I look after the facebook pages for a sports club and a non-profit so I know what it is like to have to maintain a positive vibe online.
The former is easy, the latter is quiet but a prime target for political debate. It has one follower who occasionally pops up and takes a swing. We’d actually like more, we need to know what people are thinking, who is out there working in our industry that we don’t already have a “relationship” with. What matters is how we respond.
- block her – yeah, that will make us look really open and above board. She’s merely one of many who hold the same opinions.
- delete her comments/posts – pretending something never happened isn’t smart. She’ll feel bitter and what she says to real people or via other media/pages etc is out of our control but will be tainted by the illwill we’ve shown her.

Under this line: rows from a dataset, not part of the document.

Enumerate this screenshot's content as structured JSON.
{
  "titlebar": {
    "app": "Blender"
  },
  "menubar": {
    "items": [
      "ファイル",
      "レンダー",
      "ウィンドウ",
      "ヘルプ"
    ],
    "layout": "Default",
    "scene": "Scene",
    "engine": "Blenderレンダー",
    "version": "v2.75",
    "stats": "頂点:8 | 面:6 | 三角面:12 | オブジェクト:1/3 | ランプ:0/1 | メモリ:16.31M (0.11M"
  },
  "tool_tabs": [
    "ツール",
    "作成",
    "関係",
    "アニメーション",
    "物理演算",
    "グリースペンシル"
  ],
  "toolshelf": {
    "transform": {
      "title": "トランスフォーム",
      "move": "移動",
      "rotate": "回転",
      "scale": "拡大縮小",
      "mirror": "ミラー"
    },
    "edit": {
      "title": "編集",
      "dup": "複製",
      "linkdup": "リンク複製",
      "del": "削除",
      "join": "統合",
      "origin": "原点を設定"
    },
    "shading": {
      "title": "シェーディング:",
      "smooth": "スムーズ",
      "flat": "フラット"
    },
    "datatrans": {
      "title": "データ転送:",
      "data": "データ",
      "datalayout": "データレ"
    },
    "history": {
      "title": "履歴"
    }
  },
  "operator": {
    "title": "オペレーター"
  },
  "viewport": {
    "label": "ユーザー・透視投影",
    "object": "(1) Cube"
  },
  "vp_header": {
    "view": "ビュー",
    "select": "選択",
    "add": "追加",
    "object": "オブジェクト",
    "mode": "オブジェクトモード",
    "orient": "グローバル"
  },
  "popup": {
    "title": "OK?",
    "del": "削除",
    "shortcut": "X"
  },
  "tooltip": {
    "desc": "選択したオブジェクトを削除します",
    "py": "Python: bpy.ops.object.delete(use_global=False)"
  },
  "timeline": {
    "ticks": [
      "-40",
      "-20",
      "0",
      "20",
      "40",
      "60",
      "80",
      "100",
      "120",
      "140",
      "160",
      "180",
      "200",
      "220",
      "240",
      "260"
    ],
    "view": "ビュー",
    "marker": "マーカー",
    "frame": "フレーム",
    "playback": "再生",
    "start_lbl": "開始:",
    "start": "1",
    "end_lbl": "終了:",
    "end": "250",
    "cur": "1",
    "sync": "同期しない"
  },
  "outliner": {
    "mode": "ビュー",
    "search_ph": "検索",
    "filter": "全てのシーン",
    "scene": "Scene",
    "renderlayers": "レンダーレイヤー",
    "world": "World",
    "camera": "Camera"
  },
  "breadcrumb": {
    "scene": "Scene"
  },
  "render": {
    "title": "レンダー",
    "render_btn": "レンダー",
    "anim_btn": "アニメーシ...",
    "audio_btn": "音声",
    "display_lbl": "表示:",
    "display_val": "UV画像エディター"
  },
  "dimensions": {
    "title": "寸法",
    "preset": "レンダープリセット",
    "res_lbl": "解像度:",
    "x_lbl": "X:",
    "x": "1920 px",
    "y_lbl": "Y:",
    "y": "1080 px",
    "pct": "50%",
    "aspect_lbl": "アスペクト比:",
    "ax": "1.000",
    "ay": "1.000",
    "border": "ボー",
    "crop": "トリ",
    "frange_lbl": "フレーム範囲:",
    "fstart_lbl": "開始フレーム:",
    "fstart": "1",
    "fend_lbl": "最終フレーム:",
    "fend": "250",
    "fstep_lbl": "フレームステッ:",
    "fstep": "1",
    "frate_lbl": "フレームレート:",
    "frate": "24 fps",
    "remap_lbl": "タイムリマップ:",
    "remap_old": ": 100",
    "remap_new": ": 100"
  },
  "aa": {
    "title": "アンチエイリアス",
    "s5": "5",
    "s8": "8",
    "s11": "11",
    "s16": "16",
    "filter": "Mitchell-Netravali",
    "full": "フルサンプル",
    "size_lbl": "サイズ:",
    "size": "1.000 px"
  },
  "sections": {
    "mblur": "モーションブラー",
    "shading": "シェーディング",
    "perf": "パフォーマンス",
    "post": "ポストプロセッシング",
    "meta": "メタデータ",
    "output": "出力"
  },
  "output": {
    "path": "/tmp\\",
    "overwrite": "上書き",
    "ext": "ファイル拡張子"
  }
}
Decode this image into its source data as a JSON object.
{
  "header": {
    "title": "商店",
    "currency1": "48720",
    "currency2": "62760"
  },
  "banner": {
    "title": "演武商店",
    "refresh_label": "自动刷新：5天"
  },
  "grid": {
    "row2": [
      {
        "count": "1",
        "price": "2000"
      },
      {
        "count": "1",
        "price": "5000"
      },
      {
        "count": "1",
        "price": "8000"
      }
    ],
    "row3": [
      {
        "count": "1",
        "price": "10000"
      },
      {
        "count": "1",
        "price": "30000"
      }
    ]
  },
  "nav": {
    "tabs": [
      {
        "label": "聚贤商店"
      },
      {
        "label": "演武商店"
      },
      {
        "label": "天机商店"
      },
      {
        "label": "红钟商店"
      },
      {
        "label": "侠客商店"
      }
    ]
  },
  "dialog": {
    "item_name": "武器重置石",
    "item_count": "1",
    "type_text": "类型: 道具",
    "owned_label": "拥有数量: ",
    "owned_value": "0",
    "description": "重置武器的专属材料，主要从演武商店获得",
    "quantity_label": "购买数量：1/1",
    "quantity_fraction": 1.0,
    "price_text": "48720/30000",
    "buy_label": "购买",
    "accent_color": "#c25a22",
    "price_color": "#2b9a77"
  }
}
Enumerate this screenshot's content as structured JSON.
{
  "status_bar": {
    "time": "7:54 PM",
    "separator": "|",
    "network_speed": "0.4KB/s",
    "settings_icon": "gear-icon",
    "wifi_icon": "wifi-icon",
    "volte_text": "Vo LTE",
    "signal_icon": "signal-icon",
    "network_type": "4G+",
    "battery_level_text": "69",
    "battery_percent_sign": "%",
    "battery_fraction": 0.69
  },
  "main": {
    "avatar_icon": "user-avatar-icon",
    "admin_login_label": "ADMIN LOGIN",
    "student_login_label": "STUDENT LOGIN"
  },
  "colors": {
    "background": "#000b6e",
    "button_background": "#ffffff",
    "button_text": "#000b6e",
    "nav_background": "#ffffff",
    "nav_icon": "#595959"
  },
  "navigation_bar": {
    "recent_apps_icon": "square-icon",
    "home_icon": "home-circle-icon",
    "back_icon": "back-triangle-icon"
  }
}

- get mad, nasty, argumentative – because that always works, right!
But what we should do:
- respond promptly and confidently – chances are the opinion expressed is valid, but comes from a different perspective. Explain it from your point of view and show that you have thought the issue through from all angles (which you will have).
- invite her to pick up the phone, meet up for coffee, chat on skype – once you both stop being faceless people you may find you have more in common than you think. Especially when it comes to politics, usually people want the best for everyone, they just have different ideologies about how to get there.
- let our followers respond – but this only works with motivated, active pages. Many are passively followed, a “like” is more of an expression of support than a fervent intention to post.
Its impossible to please everyone all the time. The key is to be open to criticism that is expressed civilly.